Instrumental Music vs. Vocal Music

As I sat and listened to Gustavo Dudamel conduct the renowned Los Angeles Philharmonic in the beautiful Walt Disney Concert Hall, I couldn’t help but look around at the audience. There were a few young adults scattered around but no teenagers and no children. Why is it that attending symphony performances has become an “elderly” thing to do? I understand that these kinds of performances are expensive, but they usually offer student discounts, group rates, and other special offers – all you have to do is plan ahead. Why is it that our generation can pack out the Staples Center for a Taylor Swift concert but can’t manage the time to experience a distinguished conductor with arguably the best orchestra in the country?

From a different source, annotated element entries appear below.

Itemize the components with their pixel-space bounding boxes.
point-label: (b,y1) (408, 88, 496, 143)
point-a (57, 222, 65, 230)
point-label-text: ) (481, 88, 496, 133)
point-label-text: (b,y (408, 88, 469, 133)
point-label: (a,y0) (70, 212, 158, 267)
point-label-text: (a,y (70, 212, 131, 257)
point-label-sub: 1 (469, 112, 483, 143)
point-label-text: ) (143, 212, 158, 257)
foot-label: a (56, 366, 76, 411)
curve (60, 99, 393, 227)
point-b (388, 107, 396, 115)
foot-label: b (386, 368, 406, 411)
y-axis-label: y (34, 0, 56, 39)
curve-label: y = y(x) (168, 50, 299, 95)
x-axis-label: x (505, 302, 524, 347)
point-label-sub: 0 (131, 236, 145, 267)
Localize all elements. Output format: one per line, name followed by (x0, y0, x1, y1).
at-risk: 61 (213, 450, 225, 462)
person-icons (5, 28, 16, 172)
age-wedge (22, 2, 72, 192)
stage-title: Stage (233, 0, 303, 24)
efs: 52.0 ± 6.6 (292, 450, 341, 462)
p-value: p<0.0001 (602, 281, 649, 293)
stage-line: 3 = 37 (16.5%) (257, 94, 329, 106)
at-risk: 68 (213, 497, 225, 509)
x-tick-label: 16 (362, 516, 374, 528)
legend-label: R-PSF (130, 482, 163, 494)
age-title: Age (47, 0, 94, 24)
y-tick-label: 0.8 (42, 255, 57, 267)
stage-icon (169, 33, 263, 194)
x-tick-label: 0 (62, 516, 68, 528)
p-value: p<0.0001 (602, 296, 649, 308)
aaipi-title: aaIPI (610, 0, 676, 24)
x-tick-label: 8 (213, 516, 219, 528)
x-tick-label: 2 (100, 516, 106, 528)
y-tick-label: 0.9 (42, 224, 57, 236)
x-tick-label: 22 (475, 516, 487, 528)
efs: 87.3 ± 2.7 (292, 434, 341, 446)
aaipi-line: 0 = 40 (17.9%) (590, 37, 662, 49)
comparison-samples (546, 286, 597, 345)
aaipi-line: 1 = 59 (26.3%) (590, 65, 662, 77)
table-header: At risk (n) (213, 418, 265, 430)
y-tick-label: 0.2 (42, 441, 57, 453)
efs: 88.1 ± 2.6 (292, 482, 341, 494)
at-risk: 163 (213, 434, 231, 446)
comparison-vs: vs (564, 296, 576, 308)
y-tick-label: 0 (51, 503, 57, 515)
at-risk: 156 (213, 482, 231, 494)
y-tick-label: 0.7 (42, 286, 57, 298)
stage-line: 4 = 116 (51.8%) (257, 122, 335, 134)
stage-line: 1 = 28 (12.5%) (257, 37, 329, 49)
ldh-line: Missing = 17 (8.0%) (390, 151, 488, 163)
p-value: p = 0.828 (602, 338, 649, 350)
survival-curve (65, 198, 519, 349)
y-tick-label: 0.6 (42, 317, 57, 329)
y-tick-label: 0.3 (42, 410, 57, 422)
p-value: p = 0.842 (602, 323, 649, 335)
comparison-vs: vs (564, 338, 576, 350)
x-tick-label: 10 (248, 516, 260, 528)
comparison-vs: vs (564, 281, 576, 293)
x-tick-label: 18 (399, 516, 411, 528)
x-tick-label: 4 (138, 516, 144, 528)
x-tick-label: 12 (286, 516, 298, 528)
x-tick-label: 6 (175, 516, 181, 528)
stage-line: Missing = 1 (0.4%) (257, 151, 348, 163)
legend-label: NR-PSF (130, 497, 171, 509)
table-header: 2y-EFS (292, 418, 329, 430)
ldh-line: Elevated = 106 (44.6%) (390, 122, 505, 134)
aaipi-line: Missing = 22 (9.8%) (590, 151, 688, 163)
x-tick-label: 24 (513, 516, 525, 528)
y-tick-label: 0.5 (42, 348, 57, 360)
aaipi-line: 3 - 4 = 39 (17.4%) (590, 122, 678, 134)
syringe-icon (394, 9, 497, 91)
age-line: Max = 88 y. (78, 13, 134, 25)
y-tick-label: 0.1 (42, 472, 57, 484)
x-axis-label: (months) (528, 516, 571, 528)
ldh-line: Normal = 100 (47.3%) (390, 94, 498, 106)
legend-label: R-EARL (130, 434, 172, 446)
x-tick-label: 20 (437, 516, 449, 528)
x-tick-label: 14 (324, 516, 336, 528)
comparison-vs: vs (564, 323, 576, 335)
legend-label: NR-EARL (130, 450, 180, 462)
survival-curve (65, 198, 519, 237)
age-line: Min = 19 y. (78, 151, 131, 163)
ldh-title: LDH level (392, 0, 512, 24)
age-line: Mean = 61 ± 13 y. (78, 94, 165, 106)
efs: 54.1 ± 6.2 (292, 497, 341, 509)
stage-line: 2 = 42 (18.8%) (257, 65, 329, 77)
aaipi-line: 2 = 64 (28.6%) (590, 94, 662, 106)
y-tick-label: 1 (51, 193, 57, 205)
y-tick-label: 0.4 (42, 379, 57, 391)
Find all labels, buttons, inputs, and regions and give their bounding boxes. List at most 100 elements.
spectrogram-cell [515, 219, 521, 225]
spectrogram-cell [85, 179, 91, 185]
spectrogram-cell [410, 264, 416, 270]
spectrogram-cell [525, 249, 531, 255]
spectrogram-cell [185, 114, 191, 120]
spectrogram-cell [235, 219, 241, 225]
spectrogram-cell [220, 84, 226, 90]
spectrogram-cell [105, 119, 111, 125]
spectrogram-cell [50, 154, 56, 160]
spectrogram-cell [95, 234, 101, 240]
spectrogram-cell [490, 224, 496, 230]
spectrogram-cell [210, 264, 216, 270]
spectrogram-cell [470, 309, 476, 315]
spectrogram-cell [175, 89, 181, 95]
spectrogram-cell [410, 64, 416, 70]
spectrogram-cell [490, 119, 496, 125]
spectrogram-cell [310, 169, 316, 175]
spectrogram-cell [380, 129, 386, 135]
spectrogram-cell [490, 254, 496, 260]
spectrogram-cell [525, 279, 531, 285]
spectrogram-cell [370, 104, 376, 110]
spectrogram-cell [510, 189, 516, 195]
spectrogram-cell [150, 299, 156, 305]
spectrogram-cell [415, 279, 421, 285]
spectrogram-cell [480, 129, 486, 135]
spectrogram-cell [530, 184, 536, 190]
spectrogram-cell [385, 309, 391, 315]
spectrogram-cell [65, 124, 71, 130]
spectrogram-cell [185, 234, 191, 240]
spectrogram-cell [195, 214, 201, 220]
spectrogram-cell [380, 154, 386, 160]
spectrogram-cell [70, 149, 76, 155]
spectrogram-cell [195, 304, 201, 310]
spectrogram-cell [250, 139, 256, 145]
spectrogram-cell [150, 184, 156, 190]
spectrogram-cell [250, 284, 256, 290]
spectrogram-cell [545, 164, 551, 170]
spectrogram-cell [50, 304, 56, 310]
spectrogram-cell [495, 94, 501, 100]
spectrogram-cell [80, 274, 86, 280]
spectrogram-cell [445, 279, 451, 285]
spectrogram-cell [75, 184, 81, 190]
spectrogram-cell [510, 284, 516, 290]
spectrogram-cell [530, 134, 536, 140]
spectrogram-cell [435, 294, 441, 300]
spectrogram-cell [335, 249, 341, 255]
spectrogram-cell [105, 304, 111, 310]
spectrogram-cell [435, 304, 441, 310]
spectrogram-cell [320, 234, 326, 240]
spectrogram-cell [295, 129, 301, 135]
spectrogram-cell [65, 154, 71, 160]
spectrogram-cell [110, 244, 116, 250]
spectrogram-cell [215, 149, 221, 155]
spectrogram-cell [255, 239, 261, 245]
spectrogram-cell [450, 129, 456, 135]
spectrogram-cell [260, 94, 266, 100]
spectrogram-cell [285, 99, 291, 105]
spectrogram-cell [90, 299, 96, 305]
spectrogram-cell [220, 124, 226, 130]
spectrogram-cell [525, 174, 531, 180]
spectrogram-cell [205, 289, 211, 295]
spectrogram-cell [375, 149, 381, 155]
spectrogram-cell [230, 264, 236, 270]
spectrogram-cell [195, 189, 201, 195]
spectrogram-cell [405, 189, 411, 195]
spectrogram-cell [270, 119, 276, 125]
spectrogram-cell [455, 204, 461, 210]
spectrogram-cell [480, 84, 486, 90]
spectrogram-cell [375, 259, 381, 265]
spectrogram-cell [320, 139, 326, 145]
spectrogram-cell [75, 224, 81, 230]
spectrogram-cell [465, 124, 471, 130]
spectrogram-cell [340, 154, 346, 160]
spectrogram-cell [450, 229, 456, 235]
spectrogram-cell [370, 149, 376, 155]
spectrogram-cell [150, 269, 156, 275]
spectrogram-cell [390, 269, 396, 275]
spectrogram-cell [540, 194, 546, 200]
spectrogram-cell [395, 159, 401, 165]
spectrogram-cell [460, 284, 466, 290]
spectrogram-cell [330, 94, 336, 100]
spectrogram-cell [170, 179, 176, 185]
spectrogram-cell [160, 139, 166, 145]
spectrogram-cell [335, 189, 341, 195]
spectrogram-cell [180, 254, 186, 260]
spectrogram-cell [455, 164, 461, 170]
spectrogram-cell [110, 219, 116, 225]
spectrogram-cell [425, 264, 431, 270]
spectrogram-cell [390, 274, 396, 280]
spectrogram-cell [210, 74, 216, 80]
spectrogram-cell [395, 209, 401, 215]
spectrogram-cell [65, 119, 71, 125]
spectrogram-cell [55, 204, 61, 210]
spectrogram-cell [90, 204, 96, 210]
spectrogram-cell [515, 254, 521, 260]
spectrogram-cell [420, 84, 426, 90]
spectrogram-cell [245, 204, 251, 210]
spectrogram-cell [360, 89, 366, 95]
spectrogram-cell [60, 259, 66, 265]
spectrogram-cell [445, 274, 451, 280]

Instrumental music used to be all that people listened to, young people included. The music that young people love today and listen to on repeat usually has lyrics attached to it. These lyrics tell a story about some aspect of life, most often romantic love, and they make it clear what the music is about. The main focus is on the lyrics; people listen to it so they can sing along. Obviously, you can’t sing along to instrumental music, and because of that, people often find it boring. However, if they really took the time to listen to it, they might find it more interesting than vocal music. Instrumental music requires us to imagine our own story for the song. The music gives us themes and emotions, but we have to fill in the rest. Sometimes, there is no story, but only a range of emotions the composer wants you to feel. You have to think and focus on the music that you’re listening to; you can’t just follow along with lyrics that you can sing without thinking about. Listening to instrumental music requires more effort, but it has a rewarding payoff that many people miss. Not only do doctors use it to help improve both physical and mental health, but it can also alleviate stress and anxiety. Maybe we wouldn’t be such a busy and stressed society if we listened to instrumental music more.

Everyone knows the names of Bach and Mozart and could probably recognize Beethoven’s famous fifth symphony, but who are the modern-day composers? The ones that compose film scores – Hans Zimmer, Michael Giacchino, John Williams, Howard Shore, to name a few. Most people who do listen to instrumental music today listen to soundtracks. While these compositions are beautiful and creative, they are more similar to popular lyrical songs than other instrumental music. There is already an image and a story attached to these compositions – the one from the movie or television show. They don’t require any new imaginations, but rely on your knowledge of the film.

There’s something about allowing our mind to connect the dots in the music that we don’t want to do. We don’t want to imagine our own images and story for the music that is playing; we want it to be told to us. I’m not saying that there’s anything wrong with lyrical music or film scores; I definitely listen to them more than classical music. But I am saying that there’s a lack of a desire to listen to instrumental music. In this world where we idolize those who can sing, we don’t have enough respect for those who create, conduct, or perform purely instrumental music. Either people weren’t raised on it or they say it bores them and puts them to sleep. But instrumental music, if you’re really listening to it, makes you think and can expand your mind. It forces you to listen to it over and over again so that you can hear each theme and every new emotion and form a complete story or image of your own to match the music. It can calm your nerves and dissipate your stress.

You don’t have to give up vocal music to appreciate instrumental music. But the next time you’re sitting in traffic or needing to unwind a little, try listening to instrumental music. Instead of lulling you to sleep, it could help you focus better than vocal music does, if you let it. If you have a favorite film composer, listen to his music for a film that you haven’t seen and see if you appreciate it as much. I love popular vocal music as well as the next person, but I’ve made a conscious effort to listen to more instrumental music, and my appreciation for it has grown. Not only that, but I’ve found myself less stressed about life in general. My generation assumes that they can’t like instrumental music because it’s not fun or popular, but they are also always busy, expecting every new technology to make their lives easier when it only makes it more stress-filled. If they put the effort in to understand instrumental music, they would discover just the opposite of their expectations and might even be able to relax. Then maybe one day we could sell out a concert hall for a symphony performance and have it filled with people a variety of ages.

  • Musician

    I totally agree with you. The majority of people only like vocal pop music because they don’t have the sense of music, or talent in music. They truly believe that they love music but actually they are not. They actually only love their idol singer, their idol’s voice, their idol’s beauty, the way their idols dance along. they solely want entertainment, not music.
    TV and radio medias always want to deceive you that you love and know music, so that they have more listeners. But in fact, they know you are not. They know you don’t enjoy any instrumental music. Otherwise, why are there only singing contest shows be broadcasted in the TV? Why not they broadcast piano contest or violin contest? Because they know very less people like these. Because the medias know that their so-called ‘music lovers’ don’t enjoy these, and will bored them to sleep.

  • Meg Baker

    I appreciate this blog – it’s thought-provoking. It makes me reflect on expectations, entitlement, and entertainment. I think maybe 21st century young people expect, and feel they are entitled, to be entertained by music, not necessarily engaged in a heart, mind, and soul experience with music itself – sans the lyrics.